My initial step is always the drawing. I knew I wanted to continue my rowboat series, but this time I was not sure exactly how I wanted to have them configured. So I began with drawings of rowboats from diff angles.

And I continued until an idea began to gel. I did know I wanted perhaps as few as three elements: the boats, land and trees. Keep it simple. Throw out detail.

The four rowboats clicked, and I proceeded with the next elements.

And I knew I wanted to work on a very diff point of view than my normal looking down on the scene. I wanted the boats to be more eye level. With the rowboats jutting out from the right, and the land jutting out from the left. And holes where I could see the light beyond the trunks. At which point I disassembled (cut out) the drawings, and started to work with them on a new clean piece of large 48 inch wide paper--repositioning and finally taping the composition together when it felt believable.

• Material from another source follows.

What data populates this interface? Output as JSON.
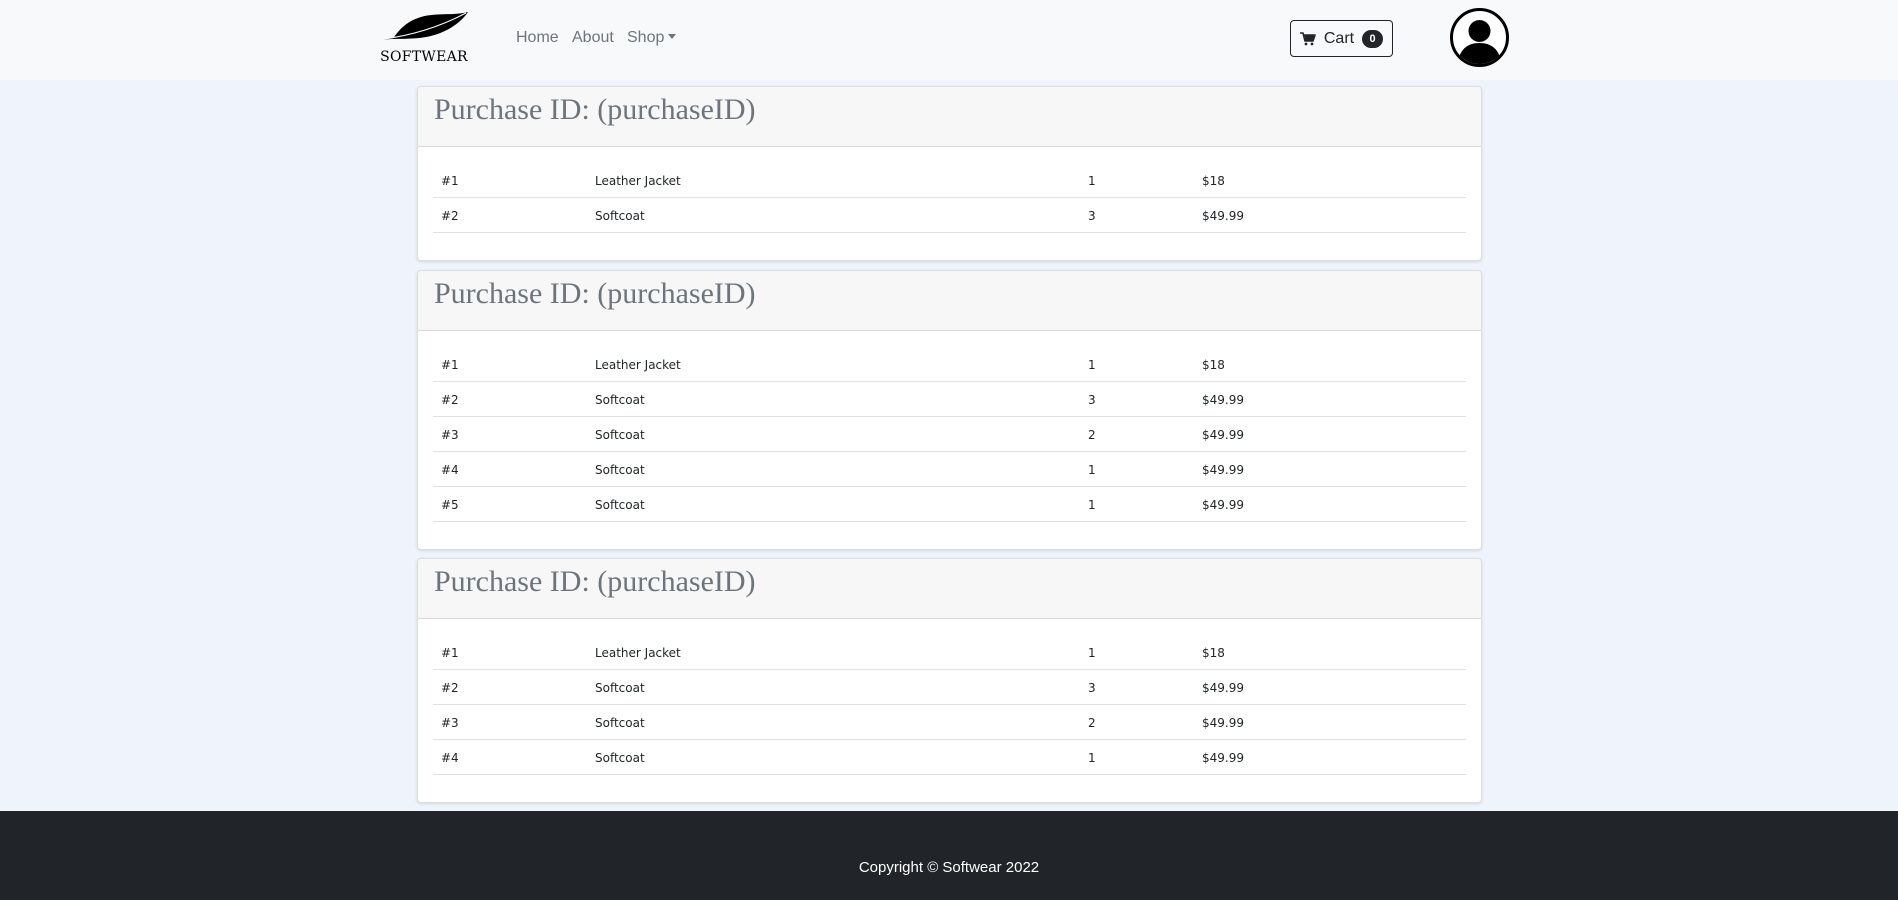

Then I transferred the VERY simple elements of the drawing to my canvas--which was primed a warm gray (black, white, and iron oxide).

And then the blocking in of colors started with very very transparent colors--working with the light source first. The emotional impact was very important. Drama. But calm as well.

In the beginning, my color pallet consisted of only two colors, cad orange and brilliant blue (and of course white). I continued to work with this limited pallet well into the process, working layer on layer of translucent mixtures. I all but avoided the rowboats until he latter stages of the painting. Basically I waited to develop the sky so I could then see how that direct and reflected light would influence the reflections and shadows.

About 2/3 of the way into the process, I then added a few more colors to my pallet: brilliant green, cad yellow and a neutral blue--cerullian blue chromium.

It is not quite finished. I need to comeback to it with "fresh eyes".

Now I see I need a little more drama. as it feels unfinished. So I push the contrast slowly and very very carefully, as it is near the finish point. Voila. I am sure I will see something I want to change in a few days, but time to let it sit.

Thanks for taking the time to look and read.